Monday
While Edinburgh gets into the festival spirit this week, many theatres in London and around the country are quiet at this time of the year. But there are shows if you hunt them down. Why not dip a toe into the Camden fringe, which starts today and offers a really wide range of work from comedy to drama, musicals to devised physical theatre. The housing crisis is investigated in Steven Hevey’s We Know Where You Live which plays Sundays, Mondays and Tuesdays at the Finborough, London until 18 August. In Edinburgh, the Gate production of The Christians, a play about faith and doubt, starts previewing at the Traverse.
Tuesday
Julia Pascal’s Crossing Jerusalem brings together a Jew, a Muslim and a Christian in the city during the last intifada and it’s at the Park theatre, Finsbury Park, north London, from tonight. It’s your last chance this week for the revival of the song cycle Songs for a New World at the St James, London, featuring a crack cast, including the knockout Cynthia Erivo. Vivien Leigh’s response to being asked for a divorce by Laurence Olivier is the subject of Letter to Larry at Jermyn Street theatre, London. Athol Fugard’s My Children, My Africa is revived at Trafalgar Studios, London, from tonight. The Railway Children continues at the National Railway Museum in York. Tim Crouch’s mighty An Oak Tree is in preview at the Traverse in Edinburgh tonight, but most of the Traverse shows open on Thursday, including Bryony Kimmings’s Fake It ’Til You Make It.
Wednesday
There will be high excitement at London’s Barbican today as Benedict Cumberbatch starts previewing in Lyndsey Turner’s Hamlet. It’s sold out, of course, but there are 30 day seats on sale each day. Danny Braverman’s heartfelt and hugely entertaining Wot? No Fish! begins a run at the Queen Elizabeth Hall, London.

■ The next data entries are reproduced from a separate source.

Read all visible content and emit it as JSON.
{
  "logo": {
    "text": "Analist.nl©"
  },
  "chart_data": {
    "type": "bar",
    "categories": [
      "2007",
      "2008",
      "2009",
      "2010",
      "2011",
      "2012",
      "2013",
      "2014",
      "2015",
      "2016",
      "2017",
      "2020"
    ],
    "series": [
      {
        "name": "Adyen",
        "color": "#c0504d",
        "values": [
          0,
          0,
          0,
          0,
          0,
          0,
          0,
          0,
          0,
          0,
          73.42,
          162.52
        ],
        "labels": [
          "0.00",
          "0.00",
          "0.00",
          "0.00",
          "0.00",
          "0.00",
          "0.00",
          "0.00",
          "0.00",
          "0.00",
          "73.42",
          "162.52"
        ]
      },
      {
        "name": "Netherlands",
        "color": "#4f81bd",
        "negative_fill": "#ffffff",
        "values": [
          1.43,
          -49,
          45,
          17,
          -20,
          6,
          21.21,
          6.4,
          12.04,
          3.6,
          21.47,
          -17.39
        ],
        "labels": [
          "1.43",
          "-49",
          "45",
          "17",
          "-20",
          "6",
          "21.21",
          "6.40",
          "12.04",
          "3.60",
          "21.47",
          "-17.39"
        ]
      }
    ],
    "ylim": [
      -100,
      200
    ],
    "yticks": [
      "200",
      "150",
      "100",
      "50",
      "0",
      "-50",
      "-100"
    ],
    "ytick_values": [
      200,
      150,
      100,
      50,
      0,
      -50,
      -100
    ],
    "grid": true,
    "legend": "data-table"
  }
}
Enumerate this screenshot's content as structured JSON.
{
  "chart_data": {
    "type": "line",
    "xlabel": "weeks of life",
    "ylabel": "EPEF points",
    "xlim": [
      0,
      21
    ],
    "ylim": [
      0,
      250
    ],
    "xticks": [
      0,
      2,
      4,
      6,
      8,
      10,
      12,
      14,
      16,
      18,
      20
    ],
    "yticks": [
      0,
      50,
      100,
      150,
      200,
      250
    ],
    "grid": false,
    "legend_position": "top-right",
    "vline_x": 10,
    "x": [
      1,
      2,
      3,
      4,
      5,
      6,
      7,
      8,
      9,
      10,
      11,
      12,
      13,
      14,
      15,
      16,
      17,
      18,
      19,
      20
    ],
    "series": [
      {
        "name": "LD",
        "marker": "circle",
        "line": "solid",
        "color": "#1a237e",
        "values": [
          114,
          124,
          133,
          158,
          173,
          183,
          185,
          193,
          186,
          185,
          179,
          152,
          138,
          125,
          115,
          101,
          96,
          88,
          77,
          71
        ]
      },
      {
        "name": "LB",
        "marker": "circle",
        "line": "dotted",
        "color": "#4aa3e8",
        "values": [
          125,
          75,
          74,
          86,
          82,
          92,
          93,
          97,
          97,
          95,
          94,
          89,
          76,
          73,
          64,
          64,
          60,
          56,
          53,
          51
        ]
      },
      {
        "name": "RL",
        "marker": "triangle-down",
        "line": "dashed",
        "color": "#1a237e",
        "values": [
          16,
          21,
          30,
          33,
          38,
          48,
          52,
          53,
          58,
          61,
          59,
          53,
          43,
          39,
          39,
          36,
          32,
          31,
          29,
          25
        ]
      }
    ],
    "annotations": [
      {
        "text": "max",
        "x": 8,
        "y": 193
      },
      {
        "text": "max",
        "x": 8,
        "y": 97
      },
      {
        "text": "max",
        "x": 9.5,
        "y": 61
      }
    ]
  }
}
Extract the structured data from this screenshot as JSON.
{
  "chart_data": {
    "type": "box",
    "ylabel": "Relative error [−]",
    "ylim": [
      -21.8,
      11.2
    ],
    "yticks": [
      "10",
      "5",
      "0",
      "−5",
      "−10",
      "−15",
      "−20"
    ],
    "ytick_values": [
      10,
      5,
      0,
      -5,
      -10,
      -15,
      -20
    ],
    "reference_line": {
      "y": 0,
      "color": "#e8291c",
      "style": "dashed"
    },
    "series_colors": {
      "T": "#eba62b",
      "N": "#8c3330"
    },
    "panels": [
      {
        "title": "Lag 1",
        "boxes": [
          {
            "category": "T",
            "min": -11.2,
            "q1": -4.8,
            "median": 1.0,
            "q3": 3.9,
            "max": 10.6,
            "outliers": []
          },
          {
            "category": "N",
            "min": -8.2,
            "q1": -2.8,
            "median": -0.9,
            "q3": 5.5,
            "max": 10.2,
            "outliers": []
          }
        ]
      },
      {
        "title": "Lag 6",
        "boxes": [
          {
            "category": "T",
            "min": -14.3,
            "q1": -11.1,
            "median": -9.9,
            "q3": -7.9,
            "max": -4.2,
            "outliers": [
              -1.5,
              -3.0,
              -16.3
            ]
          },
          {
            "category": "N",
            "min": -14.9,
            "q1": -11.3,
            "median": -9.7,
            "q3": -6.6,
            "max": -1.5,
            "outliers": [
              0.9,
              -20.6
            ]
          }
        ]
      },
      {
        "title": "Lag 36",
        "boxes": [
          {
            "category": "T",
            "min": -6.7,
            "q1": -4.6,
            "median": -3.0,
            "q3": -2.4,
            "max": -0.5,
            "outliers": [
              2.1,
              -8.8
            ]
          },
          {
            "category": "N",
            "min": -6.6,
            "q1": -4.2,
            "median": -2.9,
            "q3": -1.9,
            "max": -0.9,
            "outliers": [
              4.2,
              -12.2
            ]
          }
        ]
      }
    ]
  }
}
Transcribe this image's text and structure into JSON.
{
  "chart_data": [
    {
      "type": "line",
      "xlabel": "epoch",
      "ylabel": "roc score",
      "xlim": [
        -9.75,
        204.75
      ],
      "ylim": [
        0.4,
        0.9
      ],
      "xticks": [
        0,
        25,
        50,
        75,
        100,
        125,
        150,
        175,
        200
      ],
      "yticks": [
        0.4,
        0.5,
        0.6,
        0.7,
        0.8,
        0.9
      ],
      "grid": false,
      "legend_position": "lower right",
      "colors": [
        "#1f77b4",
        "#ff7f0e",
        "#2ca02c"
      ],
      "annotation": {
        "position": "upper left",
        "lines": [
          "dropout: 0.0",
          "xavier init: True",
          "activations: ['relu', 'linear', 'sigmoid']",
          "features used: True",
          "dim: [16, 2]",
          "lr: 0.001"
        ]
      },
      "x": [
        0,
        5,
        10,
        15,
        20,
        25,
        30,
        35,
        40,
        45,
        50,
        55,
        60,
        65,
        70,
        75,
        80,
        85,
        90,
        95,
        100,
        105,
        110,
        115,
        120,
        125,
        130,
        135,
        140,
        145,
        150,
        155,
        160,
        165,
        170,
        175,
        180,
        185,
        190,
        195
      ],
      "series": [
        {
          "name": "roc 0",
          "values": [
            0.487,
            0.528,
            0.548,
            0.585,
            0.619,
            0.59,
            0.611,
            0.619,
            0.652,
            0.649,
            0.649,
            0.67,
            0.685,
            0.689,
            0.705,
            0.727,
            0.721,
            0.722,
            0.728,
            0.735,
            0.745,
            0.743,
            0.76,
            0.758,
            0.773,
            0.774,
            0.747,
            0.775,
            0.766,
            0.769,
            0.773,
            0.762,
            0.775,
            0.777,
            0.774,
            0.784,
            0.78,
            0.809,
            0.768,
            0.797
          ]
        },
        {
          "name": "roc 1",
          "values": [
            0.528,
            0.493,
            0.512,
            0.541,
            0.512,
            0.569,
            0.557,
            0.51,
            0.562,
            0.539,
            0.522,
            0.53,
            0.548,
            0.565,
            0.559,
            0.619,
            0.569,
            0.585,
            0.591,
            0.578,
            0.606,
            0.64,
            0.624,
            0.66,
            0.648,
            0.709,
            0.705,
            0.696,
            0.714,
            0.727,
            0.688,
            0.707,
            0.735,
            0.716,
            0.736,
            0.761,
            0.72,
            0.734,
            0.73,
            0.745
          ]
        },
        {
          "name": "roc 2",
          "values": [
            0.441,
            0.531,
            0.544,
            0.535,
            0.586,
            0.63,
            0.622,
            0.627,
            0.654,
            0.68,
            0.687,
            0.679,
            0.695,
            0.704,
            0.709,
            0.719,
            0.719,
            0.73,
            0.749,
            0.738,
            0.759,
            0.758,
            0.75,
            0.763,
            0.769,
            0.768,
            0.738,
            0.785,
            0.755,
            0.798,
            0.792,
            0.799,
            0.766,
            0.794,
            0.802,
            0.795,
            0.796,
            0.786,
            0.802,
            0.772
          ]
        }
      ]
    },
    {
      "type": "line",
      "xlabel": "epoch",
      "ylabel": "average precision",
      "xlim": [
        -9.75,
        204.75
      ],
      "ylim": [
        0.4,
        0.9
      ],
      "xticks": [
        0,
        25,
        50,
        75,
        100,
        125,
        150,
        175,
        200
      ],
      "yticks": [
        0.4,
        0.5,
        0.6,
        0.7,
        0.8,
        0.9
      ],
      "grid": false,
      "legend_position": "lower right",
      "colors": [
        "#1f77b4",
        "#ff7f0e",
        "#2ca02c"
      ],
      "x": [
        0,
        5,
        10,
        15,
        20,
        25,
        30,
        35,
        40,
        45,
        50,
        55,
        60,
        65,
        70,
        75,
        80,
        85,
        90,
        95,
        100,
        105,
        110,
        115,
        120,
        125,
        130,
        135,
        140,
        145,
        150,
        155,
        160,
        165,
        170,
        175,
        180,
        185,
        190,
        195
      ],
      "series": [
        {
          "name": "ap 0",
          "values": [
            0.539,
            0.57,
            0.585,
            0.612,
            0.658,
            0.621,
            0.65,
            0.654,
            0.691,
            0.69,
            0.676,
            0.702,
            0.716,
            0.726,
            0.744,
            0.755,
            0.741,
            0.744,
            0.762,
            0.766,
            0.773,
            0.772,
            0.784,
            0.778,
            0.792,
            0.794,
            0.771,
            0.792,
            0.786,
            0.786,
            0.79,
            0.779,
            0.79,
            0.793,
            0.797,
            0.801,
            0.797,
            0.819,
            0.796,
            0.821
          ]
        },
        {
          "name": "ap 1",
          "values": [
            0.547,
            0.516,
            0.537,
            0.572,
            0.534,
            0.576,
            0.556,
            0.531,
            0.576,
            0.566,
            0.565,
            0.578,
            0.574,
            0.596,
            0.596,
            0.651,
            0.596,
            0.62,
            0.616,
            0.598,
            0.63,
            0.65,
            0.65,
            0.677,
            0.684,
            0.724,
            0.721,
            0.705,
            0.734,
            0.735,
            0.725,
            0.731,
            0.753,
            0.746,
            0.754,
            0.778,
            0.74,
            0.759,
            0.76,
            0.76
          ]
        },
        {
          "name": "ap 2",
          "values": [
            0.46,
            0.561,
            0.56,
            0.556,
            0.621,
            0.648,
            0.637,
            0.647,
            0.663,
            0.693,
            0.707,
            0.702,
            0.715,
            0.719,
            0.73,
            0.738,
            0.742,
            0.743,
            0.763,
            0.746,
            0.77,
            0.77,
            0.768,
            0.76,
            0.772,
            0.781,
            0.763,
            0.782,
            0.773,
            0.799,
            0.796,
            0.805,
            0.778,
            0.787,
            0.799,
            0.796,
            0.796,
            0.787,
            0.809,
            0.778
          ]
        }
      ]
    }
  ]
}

London’s free open-air theatre season begins at the Scoop down by City Hall with The Women of Troy, and Captain Show-Off!, for family audiences adapted from Plautus’s Roman comedies.
Thursday
Alice Birch’s The Lone Pine Club, a theatrical adventure for families, heads into Buckland Abbey near Yelverton in Devon. Marie Jones’s Fly Me to the Moon, a comedy about care and morality, begins at the Lyric Belfast. If the weather is good, check out the Duke’s outdoor version of Oliver Twist in Lancaster’s Williamson Park, which is on all week.
Friday and the weekend
The Edinburgh fringe officially begins today, although a lot of shows will have been in preview since Wednesday. There are around 3,000 to choose from, and this weekend there will be masses of two-for-one offers. So take advantage. On Saturday, the Edinburgh international festival begins, with Juliette Binoche and Patrick O’Kane in Ivo van Hove’s Antigone and Simon McBurney in his latest piece, a binaural show set in the Brazilian wilderness called The Encounter. Tickets are available for both. Have fun and enjoy the summer. I’m off to Edinburgh. See you all on the other side.